When the crowd of several hundred was silent, he continued:
“I did not start this boycott. I was asked by you to serve as your spokesman. I want it to be known the length and breadth of this land that if I am stopped, this movement will not stop. If I am stopped, our work will not stop. For what we are doing is right. What we are doing is just. And God is with us.” – from Rhapsody in Books Weblog
I can’t even imagine how scared or angry he must have been at that moment. He could have started a war right then, right there, in front of his own home. To some degree there is a part of me that says it would have been justified. He did not start a war. He did not encourage violence in any way. He did challenge the black people who there because they had been gathered at their church making plans to continue their fight for equality to be the people they claimed to be, good people, smart people. People that deserved to be treated equally. This was a turning point in their fight for equality. Historians agree on that point.
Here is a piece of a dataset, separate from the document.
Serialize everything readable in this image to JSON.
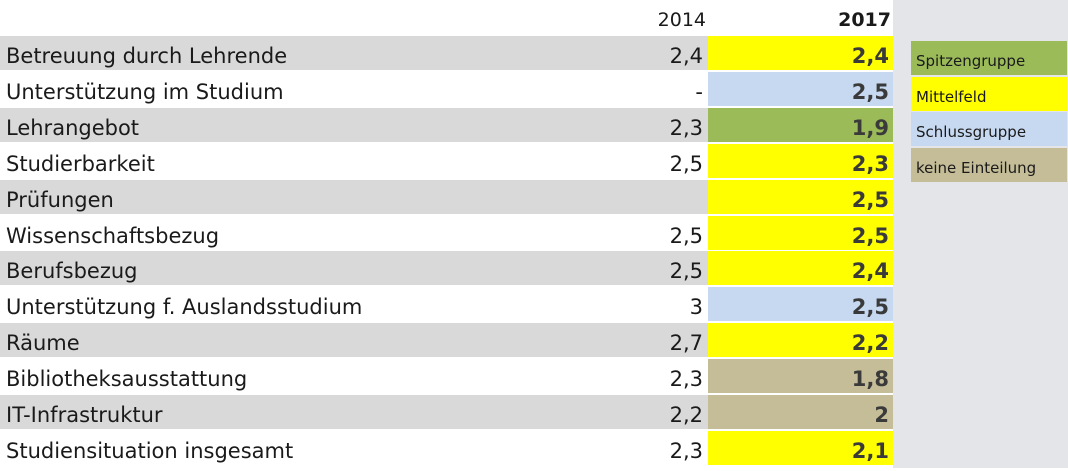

I believe that is what we as individuals and a nation need to do. All of us irregardless of the color of our skin, the name of our faith, our economic status or our sexual preferences need to be the smart, respectful caring people that we want everyone to be. We need to quit expecting everyone to be just like us but still treat them with respect when they are different.
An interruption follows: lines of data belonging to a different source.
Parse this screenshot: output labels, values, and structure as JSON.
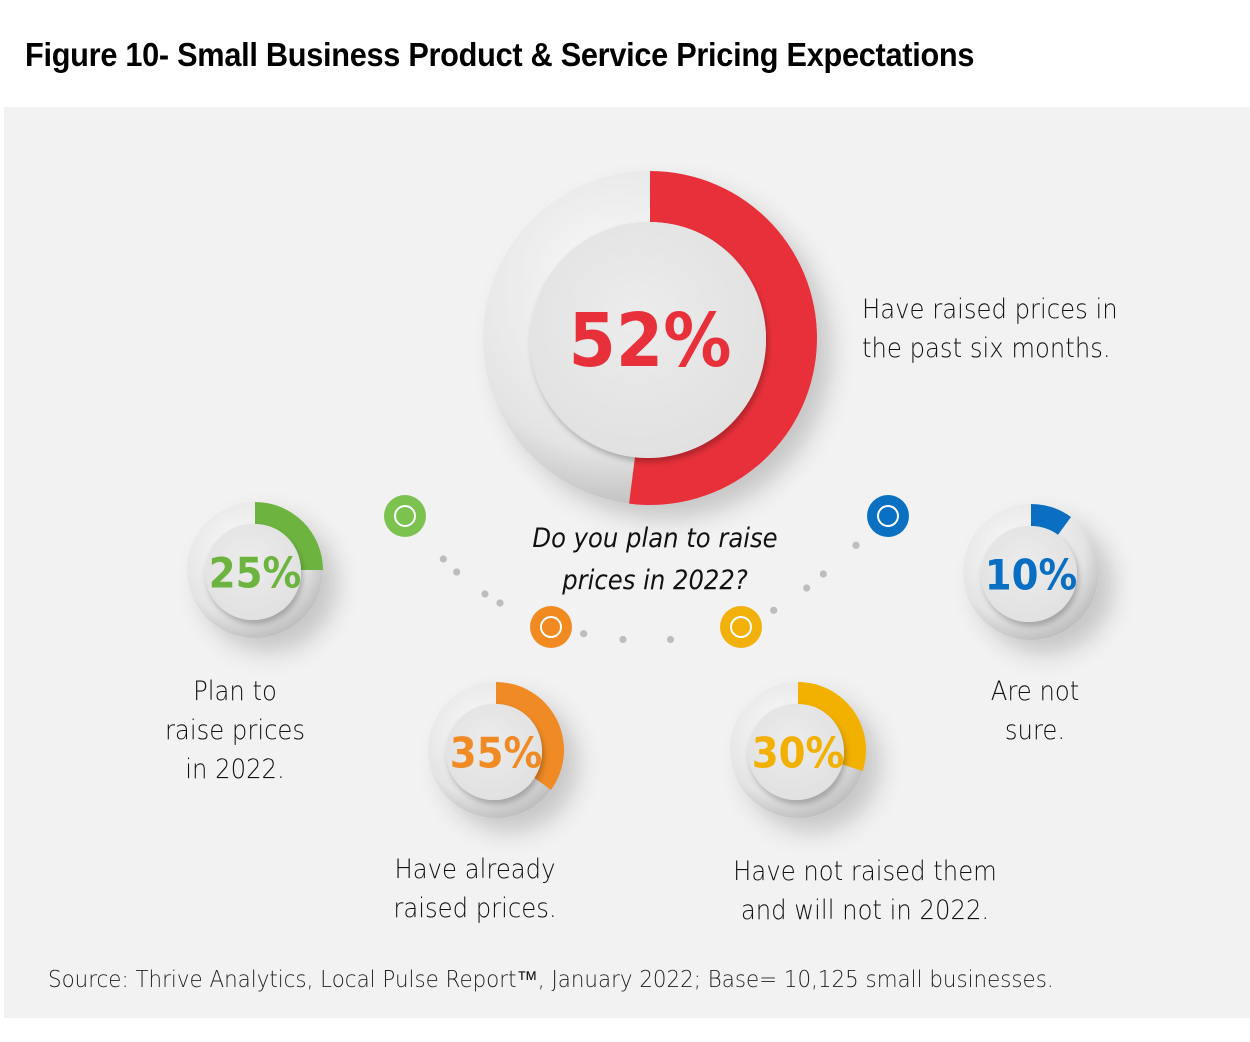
{
  "title": "Figure 10- Small Business Product & Service Pricing Expectations",
  "chart_data": {
    "type": "donut",
    "question": "Do you plan to raise prices in 2022?",
    "items": [
      {
        "id": "raised-six-months",
        "value": 52,
        "label": "52%",
        "caption": [
          "Have raised prices in",
          "the past six months."
        ],
        "color": "#e8303a"
      },
      {
        "id": "plan-to-raise",
        "value": 25,
        "label": "25%",
        "caption": [
          "Plan to",
          "raise prices",
          "in 2022."
        ],
        "color": "#6db33f"
      },
      {
        "id": "already-raised",
        "value": 35,
        "label": "35%",
        "caption": [
          "Have already",
          "raised prices."
        ],
        "color": "#f08a24"
      },
      {
        "id": "not-raised",
        "value": 30,
        "label": "30%",
        "caption": [
          "Have not raised them",
          "and will not in 2022."
        ],
        "color": "#f2b000"
      },
      {
        "id": "not-sure",
        "value": 10,
        "label": "10%",
        "caption": [
          "Are not",
          "sure."
        ],
        "color": "#0a6fc2"
      }
    ],
    "connector_colors": [
      "#7cc24f",
      "#f28a22",
      "#f2b10a",
      "#0a70c2"
    ]
  },
  "source": "Source: Thrive Analytics, Local Pulse Report™, January 2022; Base= 10,125 small businesses."
}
Don’t misunderstand me, I do not believe you have to agree with everyone. I do not believe you have to support or endorse other people’s behavior if it conflicts with yours but I do believe you can disagree and still respect the person. I believe you can and should have civil conversations with people who are not like you. How else will we ever learn to get along?
I started this post talking about parenting, to those of you with kids at home, I encourage you to teach your children to live out your family’s beliefs. Teach them to respect people, all people. Teach them there are consequences for decisions, all decisions, good and bad. Teach them to work and be honest, but kind. How? Include them in your daily life. It takes time. Time enforcing the rules you choose. Time playing with them. Time doing household chores together. Time helping others together. Time learning together.
To those of us that don’t have kids at home anymore, look around. There are young families and kids in your neighborhood, at work and your church that could use your encouragement. Parenting is hard (and scary). We know, we’ve been there. Be a listener to the young mom or dad at work over lunch. You don’t have to have words of wisdom just let them know you made it through and so will they. Babysit the neighbor kids so their parents can have a break. Hire the neighbor kids to do odd jobs for you.
Unfortunately we live in a broken world and our kids are going to get hurt. I wish I could remove the fear from parenting. I can’t but I wonder what would happen if we all treated each other with respect? What would happen if we would not participate in name calling, mud slinging and violent behavior in our day to day lives at home, at our jobs and in our neighborhoods? I believe the only way this world is going to change is one life, one family at a time. All lives matter.